Of these components, the most important are Social Security and home equity.  Social Security benefits range from replacing approximately 45% of wages for the least wealthy individuals to replacing approximately 10% of salary for the most affluent. Home equity (a purchase price less the mortgage balance) accounted for 9% to 14% of total wealth.

This is why the Republicans’ current political attempt to reduce or replace Social Security with private investment accounts offered by high-fee and expense investment firms will reduce the net returns of any investments for millions of Americans. In short, this could produce one of the largest wealth transfers from the average American to private investment firms.

Still, the powerful cultural draw of owning a house is hard to overcome. Homeownership is part of the American Dream.  Abandoning that goal means their dream won’t be attainable for many people.  What will replace it? What will drive future goals?

These are tough questions, but looking at the recent past shows the upside and downside of home ownership.

The Impact of the 2008 Housing Crash

As a result of almost a decade of steadily improving house prices that ended in the 2008 housing crash and subsequent recession, housing had become the largest single financial asset among American families, especially among homeowners headed by the age group approaching retirement (usually age 55-64).

However, the dramatic and historic decrease in housing values of approximately $400 billion between 2007 and mid-2008 significantly altered the retirement plans of many Americans.

For Baby Boomers planning to retire, housing wealth accounts for most of their net worth. While this figure is skewed according to demographics (education, race, age within the Baby Boomer segment, marital status, sex), home equity accounts for one-third of net worth at the mean and 50% at the median. This makes Baby Boomers especially susceptible to housing price shocks, both positive and negative, which can significantly affect retirement planning and consumption patterns.

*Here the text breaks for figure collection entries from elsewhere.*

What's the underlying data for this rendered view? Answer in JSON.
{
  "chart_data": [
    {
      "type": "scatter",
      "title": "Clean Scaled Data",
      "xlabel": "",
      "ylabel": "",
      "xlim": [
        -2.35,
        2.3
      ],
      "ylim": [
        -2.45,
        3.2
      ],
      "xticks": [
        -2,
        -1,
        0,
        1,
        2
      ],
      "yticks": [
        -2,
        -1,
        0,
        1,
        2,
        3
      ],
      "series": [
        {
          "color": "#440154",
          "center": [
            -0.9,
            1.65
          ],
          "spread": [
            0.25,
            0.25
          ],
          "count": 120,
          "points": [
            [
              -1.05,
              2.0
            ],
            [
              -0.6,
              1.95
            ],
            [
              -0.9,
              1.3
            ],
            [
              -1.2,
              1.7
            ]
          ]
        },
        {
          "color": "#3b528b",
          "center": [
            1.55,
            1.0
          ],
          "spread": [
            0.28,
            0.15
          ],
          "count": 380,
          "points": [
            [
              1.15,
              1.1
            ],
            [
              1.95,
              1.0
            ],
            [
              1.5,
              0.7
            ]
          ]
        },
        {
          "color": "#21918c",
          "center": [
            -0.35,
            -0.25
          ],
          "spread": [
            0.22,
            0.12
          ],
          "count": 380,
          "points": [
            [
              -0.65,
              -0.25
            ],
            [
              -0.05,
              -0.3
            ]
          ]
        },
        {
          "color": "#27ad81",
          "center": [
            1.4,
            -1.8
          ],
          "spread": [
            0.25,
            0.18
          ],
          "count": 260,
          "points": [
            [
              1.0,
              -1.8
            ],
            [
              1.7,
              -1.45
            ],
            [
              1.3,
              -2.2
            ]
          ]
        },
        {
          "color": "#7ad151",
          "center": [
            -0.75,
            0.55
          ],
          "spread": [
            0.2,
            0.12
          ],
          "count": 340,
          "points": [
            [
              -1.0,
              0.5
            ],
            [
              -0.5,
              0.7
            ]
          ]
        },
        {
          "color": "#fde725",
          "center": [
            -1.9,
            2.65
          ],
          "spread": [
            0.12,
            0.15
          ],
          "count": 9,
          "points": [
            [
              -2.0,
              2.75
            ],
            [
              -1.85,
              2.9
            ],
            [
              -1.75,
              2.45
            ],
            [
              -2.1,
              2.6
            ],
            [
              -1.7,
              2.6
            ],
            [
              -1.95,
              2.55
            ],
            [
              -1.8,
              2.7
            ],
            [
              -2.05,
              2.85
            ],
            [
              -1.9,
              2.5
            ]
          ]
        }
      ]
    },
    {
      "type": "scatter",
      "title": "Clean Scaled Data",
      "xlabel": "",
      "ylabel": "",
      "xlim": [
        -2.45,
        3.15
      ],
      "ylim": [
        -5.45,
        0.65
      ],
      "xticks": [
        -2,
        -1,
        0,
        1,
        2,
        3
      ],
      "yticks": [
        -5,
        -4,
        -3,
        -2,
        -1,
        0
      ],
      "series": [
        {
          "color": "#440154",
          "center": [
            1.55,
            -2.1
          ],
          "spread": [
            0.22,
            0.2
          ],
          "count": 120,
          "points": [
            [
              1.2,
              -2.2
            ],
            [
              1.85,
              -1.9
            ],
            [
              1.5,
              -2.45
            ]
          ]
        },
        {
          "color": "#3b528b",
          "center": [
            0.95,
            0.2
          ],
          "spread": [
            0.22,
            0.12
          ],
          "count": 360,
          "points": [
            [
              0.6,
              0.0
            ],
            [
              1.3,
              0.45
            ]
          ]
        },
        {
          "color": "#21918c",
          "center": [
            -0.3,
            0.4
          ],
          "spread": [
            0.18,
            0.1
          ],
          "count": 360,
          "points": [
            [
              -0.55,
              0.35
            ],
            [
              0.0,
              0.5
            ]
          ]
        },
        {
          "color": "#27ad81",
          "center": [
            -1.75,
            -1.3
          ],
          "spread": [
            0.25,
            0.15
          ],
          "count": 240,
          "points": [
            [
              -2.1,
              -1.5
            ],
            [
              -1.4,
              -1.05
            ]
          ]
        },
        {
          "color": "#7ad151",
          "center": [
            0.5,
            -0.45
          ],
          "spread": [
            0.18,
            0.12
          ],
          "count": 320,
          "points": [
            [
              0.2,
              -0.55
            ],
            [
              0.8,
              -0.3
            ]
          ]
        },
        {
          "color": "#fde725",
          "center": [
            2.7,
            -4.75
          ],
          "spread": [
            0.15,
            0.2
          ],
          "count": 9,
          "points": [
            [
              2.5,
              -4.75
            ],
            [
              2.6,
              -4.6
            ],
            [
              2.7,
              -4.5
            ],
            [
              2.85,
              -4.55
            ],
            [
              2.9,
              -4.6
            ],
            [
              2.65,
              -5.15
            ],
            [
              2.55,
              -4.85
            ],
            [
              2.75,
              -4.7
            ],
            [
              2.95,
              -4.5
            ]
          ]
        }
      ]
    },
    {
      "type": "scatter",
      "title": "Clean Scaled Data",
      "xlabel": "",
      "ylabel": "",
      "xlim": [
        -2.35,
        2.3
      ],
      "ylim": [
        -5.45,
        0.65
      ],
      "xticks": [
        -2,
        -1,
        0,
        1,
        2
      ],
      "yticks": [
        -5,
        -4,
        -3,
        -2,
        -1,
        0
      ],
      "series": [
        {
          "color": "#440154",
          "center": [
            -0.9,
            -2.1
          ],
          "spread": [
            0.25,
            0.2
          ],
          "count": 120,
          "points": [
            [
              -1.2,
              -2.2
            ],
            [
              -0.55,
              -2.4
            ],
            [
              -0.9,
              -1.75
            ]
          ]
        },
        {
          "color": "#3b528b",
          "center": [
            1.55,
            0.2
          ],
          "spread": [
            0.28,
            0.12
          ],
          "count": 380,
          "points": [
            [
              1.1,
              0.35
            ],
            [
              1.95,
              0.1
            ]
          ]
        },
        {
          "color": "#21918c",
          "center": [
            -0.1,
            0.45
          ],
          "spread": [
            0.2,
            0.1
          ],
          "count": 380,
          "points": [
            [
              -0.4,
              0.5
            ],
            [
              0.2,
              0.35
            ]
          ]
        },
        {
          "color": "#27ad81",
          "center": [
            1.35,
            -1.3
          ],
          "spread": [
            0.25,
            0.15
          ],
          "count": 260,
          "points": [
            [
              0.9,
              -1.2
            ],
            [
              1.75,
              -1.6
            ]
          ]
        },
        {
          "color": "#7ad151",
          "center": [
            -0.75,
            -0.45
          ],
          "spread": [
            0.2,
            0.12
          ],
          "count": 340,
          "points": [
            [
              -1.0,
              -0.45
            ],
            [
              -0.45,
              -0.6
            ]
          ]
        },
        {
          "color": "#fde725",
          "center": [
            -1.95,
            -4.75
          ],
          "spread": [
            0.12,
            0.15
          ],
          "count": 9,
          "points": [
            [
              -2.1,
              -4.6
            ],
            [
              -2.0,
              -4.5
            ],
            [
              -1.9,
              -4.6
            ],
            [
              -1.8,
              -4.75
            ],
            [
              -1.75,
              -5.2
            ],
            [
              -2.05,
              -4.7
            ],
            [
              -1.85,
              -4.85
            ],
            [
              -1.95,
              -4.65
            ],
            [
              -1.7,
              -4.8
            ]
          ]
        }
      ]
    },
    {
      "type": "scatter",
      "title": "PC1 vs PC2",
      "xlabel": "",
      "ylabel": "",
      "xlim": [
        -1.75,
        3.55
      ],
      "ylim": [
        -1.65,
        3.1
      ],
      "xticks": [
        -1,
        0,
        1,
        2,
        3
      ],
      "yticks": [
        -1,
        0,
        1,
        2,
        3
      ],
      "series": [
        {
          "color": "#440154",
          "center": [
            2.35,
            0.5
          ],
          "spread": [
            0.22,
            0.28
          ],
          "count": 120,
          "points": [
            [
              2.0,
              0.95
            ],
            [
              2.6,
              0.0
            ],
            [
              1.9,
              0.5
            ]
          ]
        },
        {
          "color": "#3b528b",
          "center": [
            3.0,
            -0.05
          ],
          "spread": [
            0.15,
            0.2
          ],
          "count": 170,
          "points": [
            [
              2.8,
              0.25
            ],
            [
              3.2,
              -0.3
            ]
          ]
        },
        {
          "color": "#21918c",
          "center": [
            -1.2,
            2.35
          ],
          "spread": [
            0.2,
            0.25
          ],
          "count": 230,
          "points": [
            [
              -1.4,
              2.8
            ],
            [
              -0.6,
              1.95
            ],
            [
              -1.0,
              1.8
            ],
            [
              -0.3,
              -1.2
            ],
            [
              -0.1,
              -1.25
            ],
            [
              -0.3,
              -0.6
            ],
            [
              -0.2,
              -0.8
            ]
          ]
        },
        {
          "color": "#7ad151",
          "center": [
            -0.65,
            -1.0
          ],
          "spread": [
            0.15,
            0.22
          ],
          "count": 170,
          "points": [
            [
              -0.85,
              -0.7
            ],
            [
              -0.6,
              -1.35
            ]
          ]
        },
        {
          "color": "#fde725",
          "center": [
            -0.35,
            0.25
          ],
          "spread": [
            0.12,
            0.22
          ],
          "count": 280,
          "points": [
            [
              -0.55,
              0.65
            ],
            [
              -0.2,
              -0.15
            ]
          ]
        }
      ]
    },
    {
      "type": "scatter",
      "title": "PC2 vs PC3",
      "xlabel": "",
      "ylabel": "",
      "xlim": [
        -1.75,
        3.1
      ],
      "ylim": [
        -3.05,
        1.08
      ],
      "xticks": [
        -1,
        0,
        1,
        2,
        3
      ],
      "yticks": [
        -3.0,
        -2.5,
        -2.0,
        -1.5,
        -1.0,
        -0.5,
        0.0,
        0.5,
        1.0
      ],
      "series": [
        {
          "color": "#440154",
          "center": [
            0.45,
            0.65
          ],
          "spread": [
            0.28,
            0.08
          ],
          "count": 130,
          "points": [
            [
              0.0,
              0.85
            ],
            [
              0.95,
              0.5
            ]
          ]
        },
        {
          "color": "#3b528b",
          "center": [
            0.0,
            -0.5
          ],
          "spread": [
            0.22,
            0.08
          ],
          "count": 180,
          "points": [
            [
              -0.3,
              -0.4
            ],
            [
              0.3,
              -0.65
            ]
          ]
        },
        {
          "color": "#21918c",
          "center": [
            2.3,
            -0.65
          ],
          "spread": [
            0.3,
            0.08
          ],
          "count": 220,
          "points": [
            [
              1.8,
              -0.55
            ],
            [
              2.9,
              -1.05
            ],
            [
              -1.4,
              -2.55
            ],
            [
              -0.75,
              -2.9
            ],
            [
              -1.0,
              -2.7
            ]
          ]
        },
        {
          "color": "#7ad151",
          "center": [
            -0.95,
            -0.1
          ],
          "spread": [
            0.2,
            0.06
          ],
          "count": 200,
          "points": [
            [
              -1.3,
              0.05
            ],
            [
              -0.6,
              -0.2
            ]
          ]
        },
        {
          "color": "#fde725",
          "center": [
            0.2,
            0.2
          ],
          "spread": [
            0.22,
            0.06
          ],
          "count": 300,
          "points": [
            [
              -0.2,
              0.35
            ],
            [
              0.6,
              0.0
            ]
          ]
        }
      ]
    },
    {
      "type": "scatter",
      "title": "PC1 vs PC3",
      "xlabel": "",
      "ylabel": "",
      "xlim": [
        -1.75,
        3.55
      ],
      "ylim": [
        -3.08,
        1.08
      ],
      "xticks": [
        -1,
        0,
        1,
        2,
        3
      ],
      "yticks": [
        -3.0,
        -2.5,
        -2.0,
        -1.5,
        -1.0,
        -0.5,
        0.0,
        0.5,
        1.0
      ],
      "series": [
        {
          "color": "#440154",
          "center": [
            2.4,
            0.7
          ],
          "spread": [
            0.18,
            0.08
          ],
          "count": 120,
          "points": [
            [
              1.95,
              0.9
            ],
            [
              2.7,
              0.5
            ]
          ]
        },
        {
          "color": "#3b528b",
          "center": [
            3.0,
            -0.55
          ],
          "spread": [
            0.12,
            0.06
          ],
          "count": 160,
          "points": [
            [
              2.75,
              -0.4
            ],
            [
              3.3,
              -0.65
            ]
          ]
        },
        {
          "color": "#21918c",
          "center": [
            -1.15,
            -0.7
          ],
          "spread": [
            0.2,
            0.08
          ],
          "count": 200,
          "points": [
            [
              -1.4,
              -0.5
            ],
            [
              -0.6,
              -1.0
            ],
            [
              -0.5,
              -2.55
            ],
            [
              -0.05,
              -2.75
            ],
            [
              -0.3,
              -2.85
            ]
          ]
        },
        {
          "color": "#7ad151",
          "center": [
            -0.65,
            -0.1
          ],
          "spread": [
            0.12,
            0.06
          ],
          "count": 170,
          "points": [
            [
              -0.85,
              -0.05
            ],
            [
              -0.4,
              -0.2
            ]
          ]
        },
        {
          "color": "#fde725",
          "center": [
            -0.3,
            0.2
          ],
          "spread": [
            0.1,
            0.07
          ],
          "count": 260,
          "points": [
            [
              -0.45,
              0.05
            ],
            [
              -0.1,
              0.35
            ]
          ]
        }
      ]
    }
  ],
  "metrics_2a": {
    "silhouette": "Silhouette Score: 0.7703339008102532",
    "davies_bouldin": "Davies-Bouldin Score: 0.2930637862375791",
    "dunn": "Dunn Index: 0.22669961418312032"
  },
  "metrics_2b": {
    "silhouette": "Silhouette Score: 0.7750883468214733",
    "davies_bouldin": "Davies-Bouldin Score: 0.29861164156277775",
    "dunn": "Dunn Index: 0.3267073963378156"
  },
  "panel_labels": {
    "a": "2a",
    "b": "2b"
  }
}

This decrease in home prices had a compounding effect on diminishing individual wealth, producing a cascading effect that impacted entire families, primarily single or divorced women and widows. This decreased wealth effect is especially acute among people approaching retirement age, who now must consider extending their retirement dates.

The decrease in housing values is especially significant since homeownership among the Baby Boomers has traditionally increased with age. As a result, older people rely more on their home equity as a source of wealth and as insurance against unforeseen adverse life events, such as a severe illness or the death of a spouse. Decreased home values also have reduced confidence in future retirement planning for people of all ages.

 The Revised American Vision

Millennials choose not to buy homes for various reasons, from delaying marriage to staggering student loan debt to making the most of stagnant real wage growth. However, the bottom line is that fewer Millennials are signing mortgage documents. To the Stanford researchers, who often have to put a non-political face on their research, these results are summed up as “Refining strategies to address the declining homeownership rates among young people remains an important policy issue.”

That is undoubtedly an understatement, but it will not gain political traction. No federal or state officials have developed even the most basic retirement wealth policies since introducing 401(k)s in 1978.

Today, the financial services industry continues to spend millions with lobbyists to oppose the fiduciary standard, a standard that, in simple terms, can be stated as “Never give a sucker an even break.” The suckers are individual investors, and they won’t be getting a break from non-RIA advisors and national investment firms who want to sell overpriced products without disclosing their conflicts of interest.

Suppose you combine this with the decline in housing wealth and continued Republican attempts to privatize Social Security to any degree. In that case, it is a recipe for a lower standard of living for older Americans for years to come.